Out of a five-tier rating system, Divcon 5 companies are most likely to raise their dividend and Divcon 1 stocks are most likely to either lower or get rid of their dividend.

These are the five companies with the highest DIVCON scores. They have the highest probability of a dividend increase:

  1. Starbucks (SBUX)
  2. CME Group (CME)
  3. Robert Half Int'l (RHI)
  4. Texas Instruments (TXN)

Ervin also points to Nike and Gilead Sciences as attractive dividend plays, both which have divcon 5 status.

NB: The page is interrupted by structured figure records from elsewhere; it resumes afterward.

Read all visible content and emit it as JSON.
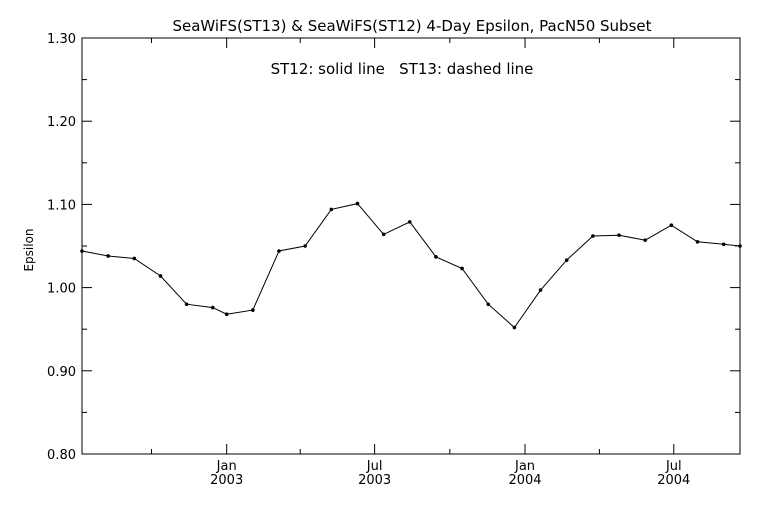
{
  "chart_data": {
    "type": "line",
    "title": "SeaWiFS(ST13) & SeaWiFS(ST12) 4-Day Epsilon, PacN50 Subset",
    "annotation": "ST12: solid line   ST13: dashed line",
    "xlabel": "",
    "ylabel": "Epsilon",
    "ylim": [
      0.8,
      1.3
    ],
    "yticks": [
      "0.80",
      "0.90",
      "1.00",
      "1.10",
      "1.20",
      "1.30"
    ],
    "xlim": [
      "2002-07-08",
      "2004-09-20"
    ],
    "xticks": [
      {
        "date": "2003-01-01",
        "month": "Jan",
        "year": "2003"
      },
      {
        "date": "2003-07-01",
        "month": "Jul",
        "year": "2003"
      },
      {
        "date": "2004-01-01",
        "month": "Jan",
        "year": "2004"
      },
      {
        "date": "2004-07-01",
        "month": "Jul",
        "year": "2004"
      }
    ],
    "xminor": [
      "2002-10-01",
      "2003-04-01",
      "2003-10-01",
      "2004-04-01"
    ],
    "grid": false,
    "series": [
      {
        "line_style": "solid",
        "x": [
          "2002-07-08",
          "2002-08-09",
          "2002-09-10",
          "2002-10-12",
          "2002-11-13",
          "2002-12-15",
          "2003-01-01",
          "2003-02-02",
          "2003-03-06",
          "2003-04-07",
          "2003-05-09",
          "2003-06-10",
          "2003-07-12",
          "2003-08-13",
          "2003-09-14",
          "2003-10-16",
          "2003-11-17",
          "2003-12-19",
          "2004-01-20",
          "2004-02-21",
          "2004-03-24",
          "2004-04-25",
          "2004-05-27",
          "2004-06-28",
          "2004-07-30",
          "2004-08-31",
          "2004-09-20"
        ],
        "y": [
          1.044,
          1.038,
          1.035,
          1.014,
          0.98,
          0.976,
          0.968,
          0.973,
          1.044,
          1.05,
          1.094,
          1.101,
          1.064,
          1.079,
          1.037,
          1.023,
          0.98,
          0.952,
          0.997,
          1.033,
          1.062,
          1.063,
          1.057,
          1.075,
          1.055,
          1.052,
          1.05
        ]
      }
    ]
  }
}
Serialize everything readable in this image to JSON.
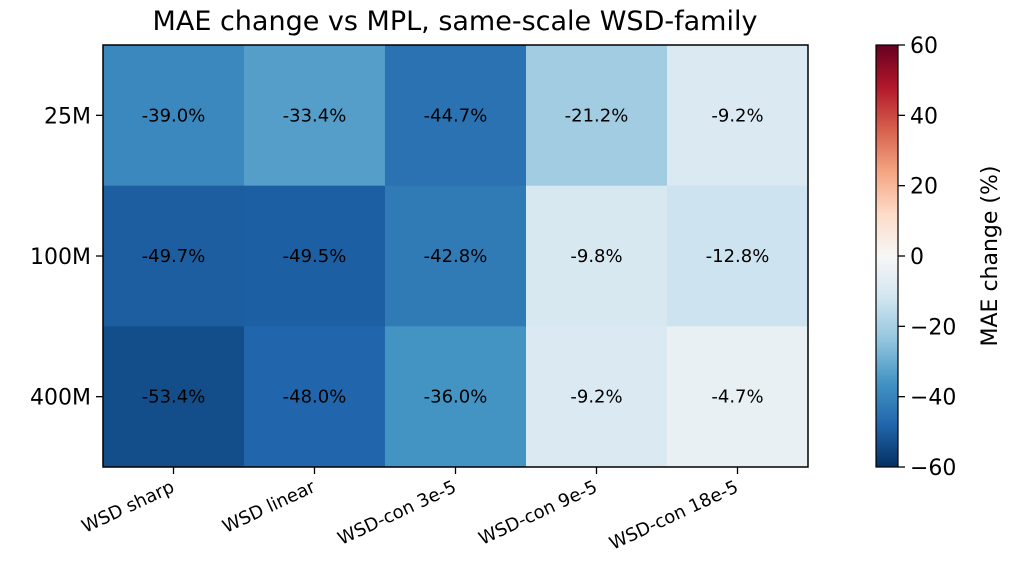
{
  "chart_data": {
    "type": "heatmap",
    "title": "MAE change vs MPL, same-scale WSD-family",
    "x_categories": [
      "WSD sharp",
      "WSD linear",
      "WSD-con 3e-5",
      "WSD-con 9e-5",
      "WSD-con 18e-5"
    ],
    "y_categories": [
      "25M",
      "100M",
      "400M"
    ],
    "values": [
      [
        -39.0,
        -33.4,
        -44.7,
        -21.2,
        -9.2
      ],
      [
        -49.7,
        -49.5,
        -42.8,
        -9.8,
        -12.8
      ],
      [
        -53.4,
        -48.0,
        -36.0,
        -9.2,
        -4.7
      ]
    ],
    "cell_labels": [
      [
        "-39.0%",
        "-33.4%",
        "-44.7%",
        "-21.2%",
        "-9.2%"
      ],
      [
        "-49.7%",
        "-49.5%",
        "-42.8%",
        "-9.8%",
        "-12.8%"
      ],
      [
        "-53.4%",
        "-48.0%",
        "-36.0%",
        "-9.2%",
        "-4.7%"
      ]
    ],
    "colorbar": {
      "label": "MAE change (%)",
      "range": [
        -60,
        60
      ],
      "ticks": [
        60,
        40,
        20,
        0,
        -20,
        -40,
        -60
      ],
      "tick_labels": [
        "60",
        "40",
        "20",
        "0",
        "−20",
        "−40",
        "−60"
      ],
      "colormap": "RdBu_r"
    }
  }
}
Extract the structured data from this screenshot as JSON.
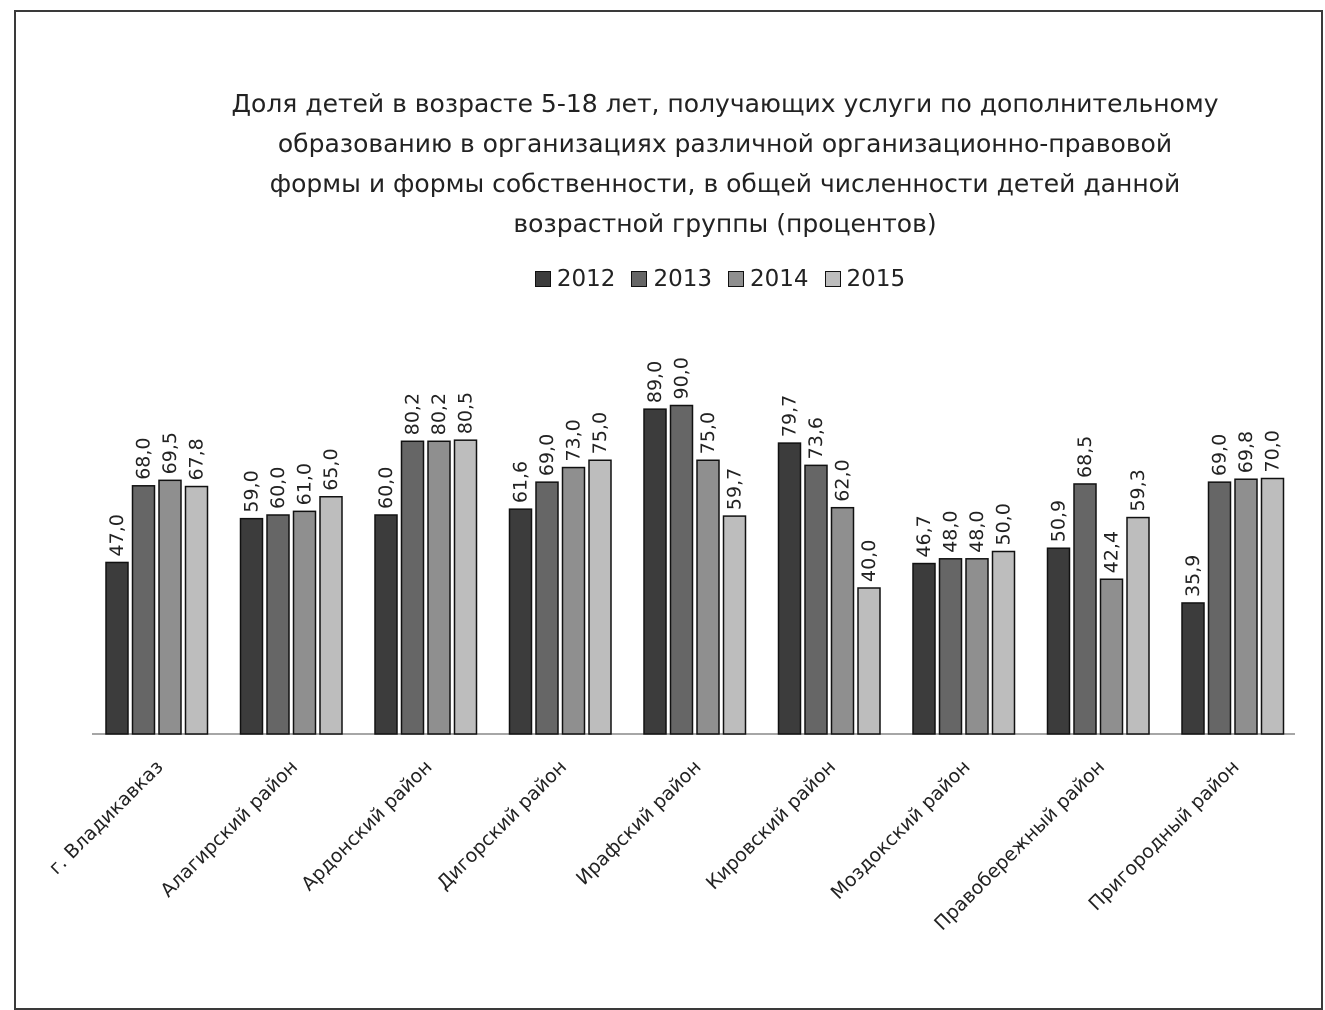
{
  "chart_data": {
    "type": "bar",
    "title_lines": [
      "Доля детей в возрасте 5-18 лет, получающих услуги по дополнительному",
      "образованию в организациях различной организационно-правовой",
      "формы и формы собственности, в общей численности детей данной",
      "возрастной группы (процентов)"
    ],
    "categories": [
      "г. Владикавказ",
      "Алагирский район",
      "Ардонский район",
      "Дигорский район",
      "Ирафский район",
      "Кировский район",
      "Моздокский район",
      "Правобережный район",
      "Пригородный район"
    ],
    "series": [
      {
        "name": "2012",
        "color": "#3c3c3c",
        "values": [
          47.0,
          59.0,
          60.0,
          61.6,
          89.0,
          79.7,
          46.7,
          50.9,
          35.9
        ],
        "labels": [
          "47,0",
          "59,0",
          "60,0",
          "61,6",
          "89,0",
          "79,7",
          "46,7",
          "50,9",
          "35,9"
        ]
      },
      {
        "name": "2013",
        "color": "#666666",
        "values": [
          68.0,
          60.0,
          80.2,
          69.0,
          90.0,
          73.6,
          48.0,
          68.5,
          69.0
        ],
        "labels": [
          "68,0",
          "60,0",
          "80,2",
          "69,0",
          "90,0",
          "73,6",
          "48,0",
          "68,5",
          "69,0"
        ]
      },
      {
        "name": "2014",
        "color": "#8f8f8f",
        "values": [
          69.5,
          61.0,
          80.2,
          73.0,
          75.0,
          62.0,
          48.0,
          42.4,
          69.8
        ],
        "labels": [
          "69,5",
          "61,0",
          "80,2",
          "73,0",
          "75,0",
          "62,0",
          "48,0",
          "42,4",
          "69,8"
        ]
      },
      {
        "name": "2015",
        "color": "#bdbdbd",
        "values": [
          67.8,
          65.0,
          80.5,
          75.0,
          59.7,
          40.0,
          50.0,
          59.3,
          70.0
        ],
        "labels": [
          "67,8",
          "65,0",
          "80,5",
          "75,0",
          "59,7",
          "40,0",
          "50,0",
          "59,3",
          "70,0"
        ]
      }
    ],
    "ylim": [
      0,
      100
    ],
    "grid": false,
    "legend_position": "top"
  }
}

Nike has been one of the top performing dividend stocks according to the DIVCON tool for 8 of the past 14 years. Ervin said he expects Nike will increase their dividend for a 15th consecutive time. Most recently, Nike announced a 14 percent dividend hike on November 19 to $0.32 per share. The athletic shoemaker initiated dividend pay in 1984--since then the dividend has grown 64 times.

Here are the five current companies with the lowest DIVCON scores, meaning they are the least safe dividend stocks:

  1. Marathon Oil (MRO)
  2. Boardwalk Pipeline (BWP)
  3. Newmont Mining (NEM)
  4. Prospect Capital (PSEC)
  5. Wynn Resorts (WYNN)

What's ahead for dividends in 2016?

"Dividends are likely to fall a little short of a record fifth straight year of double-digit growth, but we expect them to continue outperforming their long-term six to eight percent average growth," Ervin said.

A staggering $107.9 billion in dividends were issued by American companies in the third-quarter, setting a new record, according to data by Henderson Global Investors. Globally, dividends reached $297 billion.